One morning, I woke up feeling stuck with an idea for my master’s thesis. I shared my frustration with friends over lunch. Some were convinced I needed AI to get ahead and publish my thesis because it could edit my work in minutes, instead of hours at the writing center. They called AI the book of all knowledge. Others said they wasted writing time on prompting AI to apply all the knowledge in context. AI did not serve creativity on a golden platter.
I left the canteen, not knowing what to do. Back at my desk, I stared at the blank page throughout the afternoon. Eventually, I went to bed, but no ideas for my thesis came overnight. Instead, I felt left behind by friends who had already published academic work with AI’s help.

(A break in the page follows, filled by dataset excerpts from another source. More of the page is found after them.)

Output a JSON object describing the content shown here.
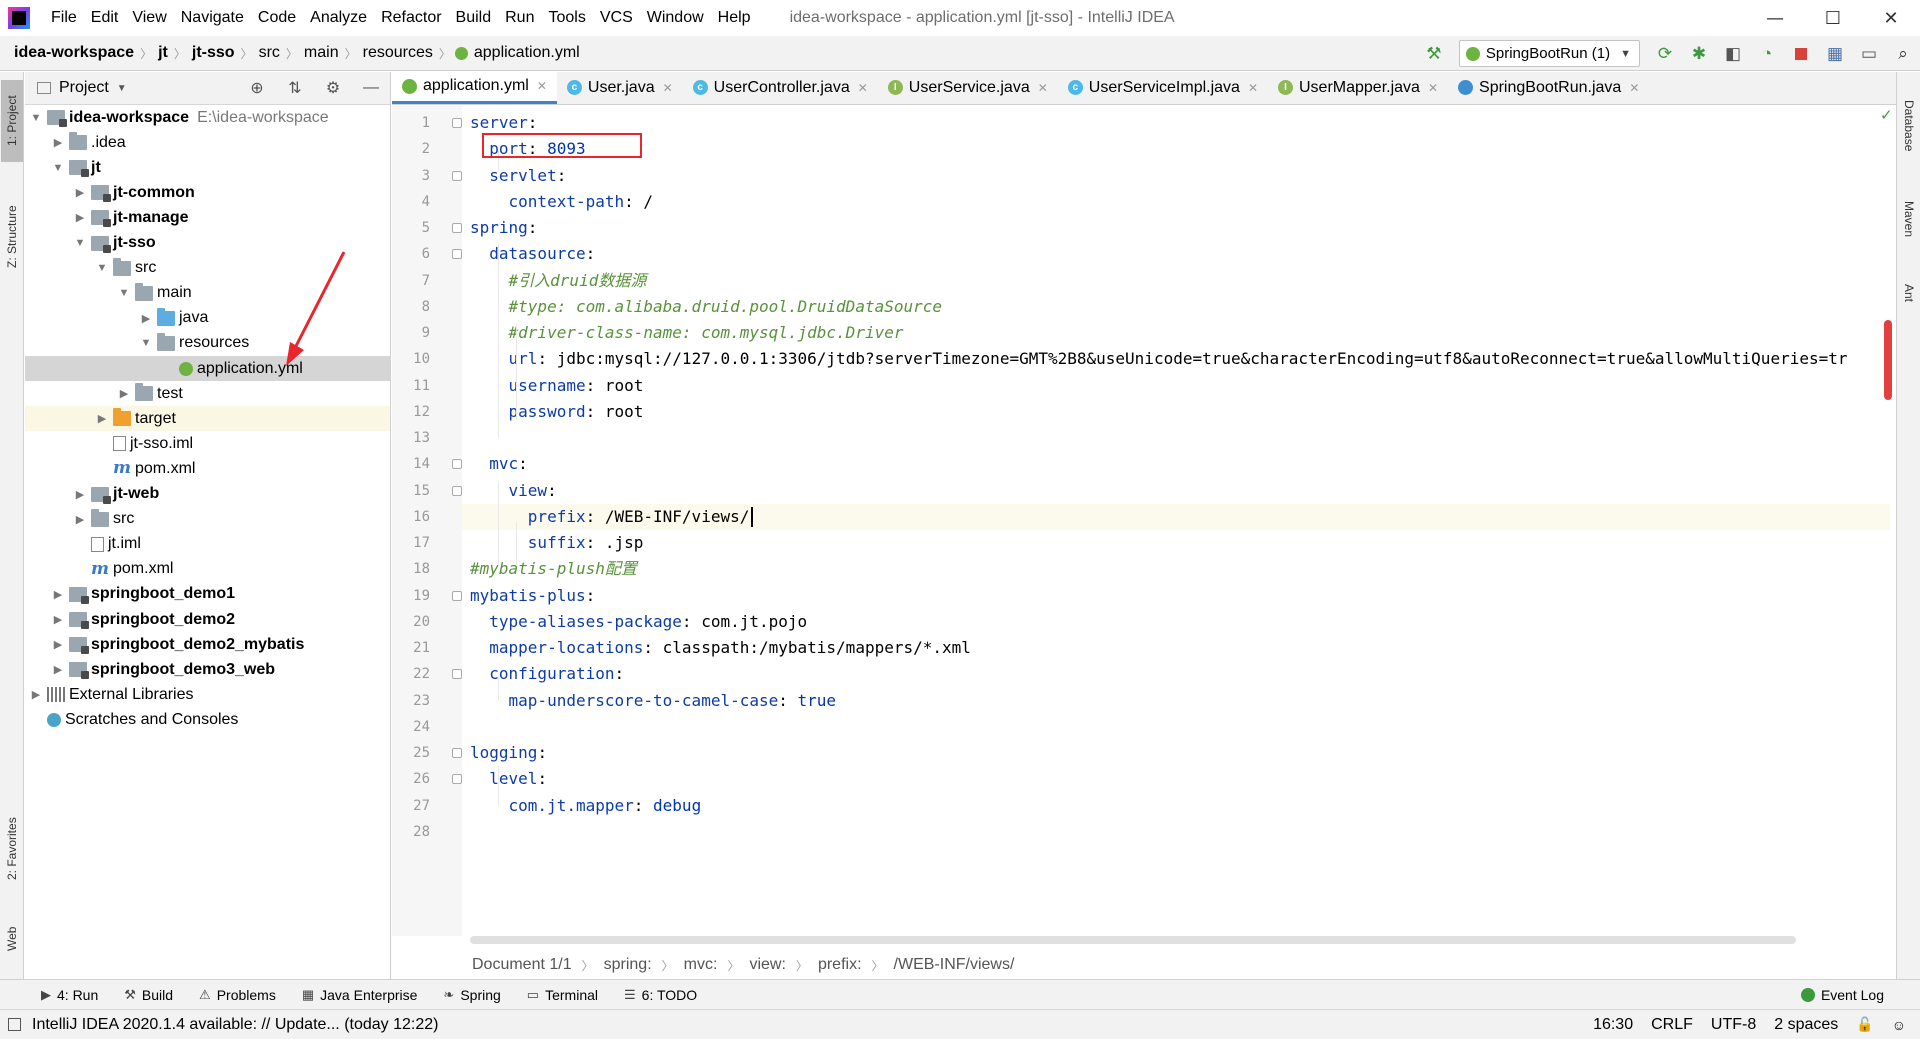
{
  "app": {
    "window_title": "idea-workspace - application.yml [jt-sso] - IntelliJ IDEA",
    "menu": [
      "File",
      "Edit",
      "View",
      "Navigate",
      "Code",
      "Analyze",
      "Refactor",
      "Build",
      "Run",
      "Tools",
      "VCS",
      "Window",
      "Help"
    ],
    "window_controls": {
      "minimize": "—",
      "maximize": "☐",
      "close": "✕"
    }
  },
  "navbar": {
    "crumbs": [
      "idea-workspace",
      "jt",
      "jt-sso",
      "src",
      "main",
      "resources",
      "application.yml"
    ],
    "run_config": "SpringBootRun (1)"
  },
  "left_stripe": {
    "project_tab": "1: Project",
    "structure_tab": "Z: Structure",
    "favorites_tab": "2: Favorites",
    "web_tab": "Web"
  },
  "right_stripe": {
    "database_tab": "Database",
    "maven_tab": "Maven",
    "ant_tab": "Ant"
  },
  "project_panel": {
    "title": "Project",
    "tree": [
      {
        "label": "idea-workspace",
        "path": "E:\\idea-workspace",
        "depth": 0,
        "arrow": "▼",
        "icon": "module",
        "bold": true
      },
      {
        "label": ".idea",
        "depth": 1,
        "arrow": "▶",
        "icon": "folder"
      },
      {
        "label": "jt",
        "depth": 1,
        "arrow": "▼",
        "icon": "module",
        "bold": true
      },
      {
        "label": "jt-common",
        "depth": 2,
        "arrow": "▶",
        "icon": "module",
        "bold": true
      },
      {
        "label": "jt-manage",
        "depth": 2,
        "arrow": "▶",
        "icon": "module",
        "bold": true
      },
      {
        "label": "jt-sso",
        "depth": 2,
        "arrow": "▼",
        "icon": "module",
        "bold": true
      },
      {
        "label": "src",
        "depth": 3,
        "arrow": "▼",
        "icon": "folder"
      },
      {
        "label": "main",
        "depth": 4,
        "arrow": "▼",
        "icon": "folder"
      },
      {
        "label": "java",
        "depth": 5,
        "arrow": "▶",
        "icon": "blue"
      },
      {
        "label": "resources",
        "depth": 5,
        "arrow": "▼",
        "icon": "res"
      },
      {
        "label": "application.yml",
        "depth": 6,
        "arrow": "",
        "icon": "yml",
        "selected": true
      },
      {
        "label": "test",
        "depth": 4,
        "arrow": "▶",
        "icon": "folder"
      },
      {
        "label": "target",
        "depth": 3,
        "arrow": "▶",
        "icon": "orange",
        "excluded": true
      },
      {
        "label": "jt-sso.iml",
        "depth": 3,
        "arrow": "",
        "icon": "file"
      },
      {
        "label": "pom.xml",
        "depth": 3,
        "arrow": "",
        "icon": "mvn"
      },
      {
        "label": "jt-web",
        "depth": 2,
        "arrow": "▶",
        "icon": "module",
        "bold": true
      },
      {
        "label": "src",
        "depth": 2,
        "arrow": "▶",
        "icon": "folder"
      },
      {
        "label": "jt.iml",
        "depth": 2,
        "arrow": "",
        "icon": "file"
      },
      {
        "label": "pom.xml",
        "depth": 2,
        "arrow": "",
        "icon": "mvn"
      },
      {
        "label": "springboot_demo1",
        "depth": 1,
        "arrow": "▶",
        "icon": "module",
        "bold": true
      },
      {
        "label": "springboot_demo2",
        "depth": 1,
        "arrow": "▶",
        "icon": "module",
        "bold": true
      },
      {
        "label": "springboot_demo2_mybatis",
        "depth": 1,
        "arrow": "▶",
        "icon": "module",
        "bold": true
      },
      {
        "label": "springboot_demo3_web",
        "depth": 1,
        "arrow": "▶",
        "icon": "module",
        "bold": true
      },
      {
        "label": "External Libraries",
        "depth": 0,
        "arrow": "▶",
        "icon": "libs"
      },
      {
        "label": "Scratches and Consoles",
        "depth": 0,
        "arrow": "",
        "icon": "scratch"
      }
    ]
  },
  "editor": {
    "tabs": [
      {
        "label": "application.yml",
        "icon": "y",
        "active": true
      },
      {
        "label": "User.java",
        "icon": "c"
      },
      {
        "label": "UserController.java",
        "icon": "c"
      },
      {
        "label": "UserService.java",
        "icon": "i"
      },
      {
        "label": "UserServiceImpl.java",
        "icon": "c"
      },
      {
        "label": "UserMapper.java",
        "icon": "i"
      },
      {
        "label": "SpringBootRun.java",
        "icon": "s"
      }
    ],
    "lines": [
      {
        "n": "1",
        "segs": [
          [
            "k",
            "server"
          ],
          [
            "v",
            ":"
          ]
        ]
      },
      {
        "n": "2",
        "segs": [
          [
            "v",
            "  "
          ],
          [
            "k",
            "port"
          ],
          [
            "v",
            ": "
          ],
          [
            "vb",
            "8093"
          ]
        ]
      },
      {
        "n": "3",
        "segs": [
          [
            "v",
            "  "
          ],
          [
            "k",
            "servlet"
          ],
          [
            "v",
            ":"
          ]
        ]
      },
      {
        "n": "4",
        "segs": [
          [
            "v",
            "    "
          ],
          [
            "k",
            "context-path"
          ],
          [
            "v",
            ": /"
          ]
        ]
      },
      {
        "n": "5",
        "segs": [
          [
            "k",
            "spring"
          ],
          [
            "v",
            ":"
          ]
        ]
      },
      {
        "n": "6",
        "segs": [
          [
            "v",
            "  "
          ],
          [
            "k",
            "datasource"
          ],
          [
            "v",
            ":"
          ]
        ]
      },
      {
        "n": "7",
        "segs": [
          [
            "v",
            "    "
          ],
          [
            "cm",
            "#引入druid数据源"
          ]
        ]
      },
      {
        "n": "8",
        "segs": [
          [
            "v",
            "    "
          ],
          [
            "cm",
            "#type: com.alibaba.druid.pool.DruidDataSource"
          ]
        ]
      },
      {
        "n": "9",
        "segs": [
          [
            "v",
            "    "
          ],
          [
            "cm",
            "#driver-class-name: com.mysql.jdbc.Driver"
          ]
        ]
      },
      {
        "n": "10",
        "segs": [
          [
            "v",
            "    "
          ],
          [
            "k",
            "url"
          ],
          [
            "v",
            ": jdbc:mysql://127.0.0.1:3306/jtdb?serverTimezone=GMT%2B8&useUnicode=true&characterEncoding=utf8&autoReconnect=true&allowMultiQueries=tr"
          ]
        ]
      },
      {
        "n": "11",
        "segs": [
          [
            "v",
            "    "
          ],
          [
            "k",
            "username"
          ],
          [
            "v",
            ": root"
          ]
        ]
      },
      {
        "n": "12",
        "segs": [
          [
            "v",
            "    "
          ],
          [
            "k",
            "password"
          ],
          [
            "v",
            ": root"
          ]
        ]
      },
      {
        "n": "13",
        "segs": []
      },
      {
        "n": "14",
        "segs": [
          [
            "v",
            "  "
          ],
          [
            "k",
            "mvc"
          ],
          [
            "v",
            ":"
          ]
        ]
      },
      {
        "n": "15",
        "segs": [
          [
            "v",
            "    "
          ],
          [
            "k",
            "view"
          ],
          [
            "v",
            ":"
          ]
        ]
      },
      {
        "n": "16",
        "segs": [
          [
            "v",
            "      "
          ],
          [
            "k",
            "prefix"
          ],
          [
            "v",
            ": /WEB-INF/views/"
          ]
        ]
      },
      {
        "n": "17",
        "segs": [
          [
            "v",
            "      "
          ],
          [
            "k",
            "suffix"
          ],
          [
            "v",
            ": .jsp"
          ]
        ]
      },
      {
        "n": "18",
        "segs": [
          [
            "cm",
            "#mybatis-plush配置"
          ]
        ]
      },
      {
        "n": "19",
        "segs": [
          [
            "k",
            "mybatis-plus"
          ],
          [
            "v",
            ":"
          ]
        ]
      },
      {
        "n": "20",
        "segs": [
          [
            "v",
            "  "
          ],
          [
            "k",
            "type-aliases-package"
          ],
          [
            "v",
            ": com.jt.pojo"
          ]
        ]
      },
      {
        "n": "21",
        "segs": [
          [
            "v",
            "  "
          ],
          [
            "k",
            "mapper-locations"
          ],
          [
            "v",
            ": classpath:/mybatis/mappers/*.xml"
          ]
        ]
      },
      {
        "n": "22",
        "segs": [
          [
            "v",
            "  "
          ],
          [
            "k",
            "configuration"
          ],
          [
            "v",
            ":"
          ]
        ]
      },
      {
        "n": "23",
        "segs": [
          [
            "v",
            "    "
          ],
          [
            "k",
            "map-underscore-to-camel-case"
          ],
          [
            "v",
            ": "
          ],
          [
            "vb",
            "true"
          ]
        ]
      },
      {
        "n": "24",
        "segs": []
      },
      {
        "n": "25",
        "segs": [
          [
            "k",
            "logging"
          ],
          [
            "v",
            ":"
          ]
        ]
      },
      {
        "n": "26",
        "segs": [
          [
            "v",
            "  "
          ],
          [
            "k",
            "level"
          ],
          [
            "v",
            ":"
          ]
        ]
      },
      {
        "n": "27",
        "segs": [
          [
            "v",
            "    "
          ],
          [
            "k",
            "com.jt.mapper"
          ],
          [
            "v",
            ": "
          ],
          [
            "vb",
            "debug"
          ]
        ]
      },
      {
        "n": "28",
        "segs": []
      }
    ],
    "breadcrumb": [
      "Document 1/1",
      "spring:",
      "mvc:",
      "view:",
      "prefix:",
      "/WEB-INF/views/"
    ]
  },
  "bottom_tools": [
    {
      "label": "4: Run",
      "icon": "run-icon"
    },
    {
      "label": "Build",
      "icon": "build-icon"
    },
    {
      "label": "Problems",
      "icon": "warning-icon"
    },
    {
      "label": "Java Enterprise",
      "icon": "java-enterprise-icon"
    },
    {
      "label": "Spring",
      "icon": "spring-icon"
    },
    {
      "label": "Terminal",
      "icon": "terminal-icon"
    },
    {
      "label": "6: TODO",
      "icon": "todo-icon"
    }
  ],
  "event_log": "Event Log",
  "status": {
    "message": "IntelliJ IDEA 2020.1.4 available: // Update... (today 12:22)",
    "position": "16:30",
    "line_sep": "CRLF",
    "encoding": "UTF-8",
    "indent": "2 spaces"
  },
  "colors": {
    "accent": "#4083c9",
    "highlight_box": "#e8262b",
    "yaml_key": "#0d3ba8",
    "comment": "#59923b"
  }
}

The next day, I prompted AI to brainstorm the top 3 most feasible, relevant, and original thesis topics in my field. All 3 topics sounded fresh and academically rigorous. I started to research each topic only to realize that they either followed a red herring or created a blue ocean I could not fill with available data. I repeatedly criticized and refined the ideas through extra readings and personal experiences to turn them into a complete product. After I formed the topic that satisfied me, I noticed the fine print: anything you share with AI is reviewed by humans, and could be used for AI training purposes.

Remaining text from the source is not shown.